Although Weis’s first compositions were marked by his stay in Leipzig, he soon freed himself from that derivative late Romantic style, retaining his respect for Bach’s polyphony and combining it with his admiration for Nielsen’s diatonic and linear modernism. This is clear in his vocal music (choral arrangements as well as songs) and chamber works, which, especially those of the 1930s and 1940s, are characterized by interwar Danish neo-classicism (as in the Serenade ‘Uden reelle hensigter’). His two symphonies reveal his ability to compose on a large scale, with a starting-point in Nielsen’s experimental symphonic writings from the 1920s. He also contributed to the development of a serially influenced Danish modernism (as in the Femdelt Form series).
Jens Bjerre
(b Århus, 13 Oct 1903; d Copenhagen, 3 Jan 1986). Danish composer and organist. He studied at the Copenhagen Conservatory (1919–23) with Christiansen (piano) and Rung-Keller (organ and theory). After passing the organists’ examination in 1925 he studied in Paris (1925–7), notably with Lazar Levy (piano), and served as organist at the Danish church there. From 1933 he was organist at the Stefans Kirke in Copenhagen, and from 1955 to 1973 at the Garnisons Kirke. Much of his music, such as the Piano Trio (1947), is marked by a lyrical and light style influenced by French neo-classicism and in accordance with the prevailing mood of Danish music in the 1930s. However, the density of musical argument in later works such as the dramatic Diapsalmata for cello and piano (1953), inspired by Kierkegaard, suggests that he was also influenced by Hindemith.

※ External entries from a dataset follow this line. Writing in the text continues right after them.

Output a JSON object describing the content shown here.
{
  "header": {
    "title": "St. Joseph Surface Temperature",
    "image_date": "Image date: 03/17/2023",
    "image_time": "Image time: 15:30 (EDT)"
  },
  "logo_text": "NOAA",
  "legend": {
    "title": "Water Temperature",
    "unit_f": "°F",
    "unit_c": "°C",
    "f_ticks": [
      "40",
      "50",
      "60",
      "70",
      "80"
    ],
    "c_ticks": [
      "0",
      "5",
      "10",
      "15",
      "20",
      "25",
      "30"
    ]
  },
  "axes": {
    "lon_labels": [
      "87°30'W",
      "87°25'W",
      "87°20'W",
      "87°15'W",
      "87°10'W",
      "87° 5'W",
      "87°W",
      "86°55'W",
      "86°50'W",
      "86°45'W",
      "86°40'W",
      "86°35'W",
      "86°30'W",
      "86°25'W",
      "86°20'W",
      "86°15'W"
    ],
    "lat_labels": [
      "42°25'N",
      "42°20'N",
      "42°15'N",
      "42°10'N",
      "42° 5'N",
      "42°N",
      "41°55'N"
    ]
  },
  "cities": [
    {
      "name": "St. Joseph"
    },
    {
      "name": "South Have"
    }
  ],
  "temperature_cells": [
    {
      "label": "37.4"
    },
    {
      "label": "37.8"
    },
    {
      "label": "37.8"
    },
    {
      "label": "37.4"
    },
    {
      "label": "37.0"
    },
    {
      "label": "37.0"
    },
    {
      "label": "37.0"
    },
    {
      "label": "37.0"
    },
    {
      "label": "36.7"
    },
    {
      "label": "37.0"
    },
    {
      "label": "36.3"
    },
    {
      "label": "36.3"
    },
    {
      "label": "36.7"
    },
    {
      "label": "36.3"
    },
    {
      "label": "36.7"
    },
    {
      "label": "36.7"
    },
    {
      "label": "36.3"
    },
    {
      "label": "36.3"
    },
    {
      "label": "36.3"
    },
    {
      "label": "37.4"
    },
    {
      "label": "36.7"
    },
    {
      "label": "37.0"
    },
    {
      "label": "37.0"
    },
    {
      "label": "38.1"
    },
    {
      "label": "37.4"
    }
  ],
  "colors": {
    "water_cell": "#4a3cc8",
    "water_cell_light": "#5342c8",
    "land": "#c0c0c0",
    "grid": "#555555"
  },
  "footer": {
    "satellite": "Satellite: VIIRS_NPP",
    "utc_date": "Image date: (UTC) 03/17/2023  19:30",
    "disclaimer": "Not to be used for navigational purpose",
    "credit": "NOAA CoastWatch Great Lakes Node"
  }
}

Frederick Thorvald Hansen (3 May 1847 - 24 January 1915) was a Danish trumpeter and composer. As a boy, he learned to play the piano, organ, violin, and later trumpet: with Peter Johan Waldemar Petersen, Danish trumpeter (1824-1901). In 1867, Hansen joined the Tivoli Concert hall Orchestra and in 1884 he was hired as a solo trumpeter in the Royal Danish Orchestra. At the same time, he played viola and violin in various chamber ensembles. Hansen was for many years organist substitute for cathedral organist J. P. E. Hartmann in the Church of Our Lady. He also composed and has written a number of smaller pieces for piano and trumpet, but also other things such some Progressive End Exercises for Trumpet in F. In 1893 he joined the Royal Danish Academy of Music to teach trumpet there.
Vagn Holmboe
(b Horsens, 20 Dec 1909; d Ramløse, 1 Sept 1996). Danish composer and teacher. He was one of seven children of parents who were amateur musicians. In 1926 he entered the Kongelige danske musikkonservatorium in Copenhagen on Nielsen’s recommendation. At the conservatory he studied principally with Jeppesen (theory) and Høffding (composition); after graduation he went to Berlin for a few composition lessons with Toch. There he met the Romanian pianist Meta May Graf, whom he married in 1933. He spent most of the 1930s teaching privately, studying and collecting various vernacular musics. Then and afterwards he published articles on Balkan and Arabic music and on Danish street cries. His full-length definitive book on the street cries was published in 1988.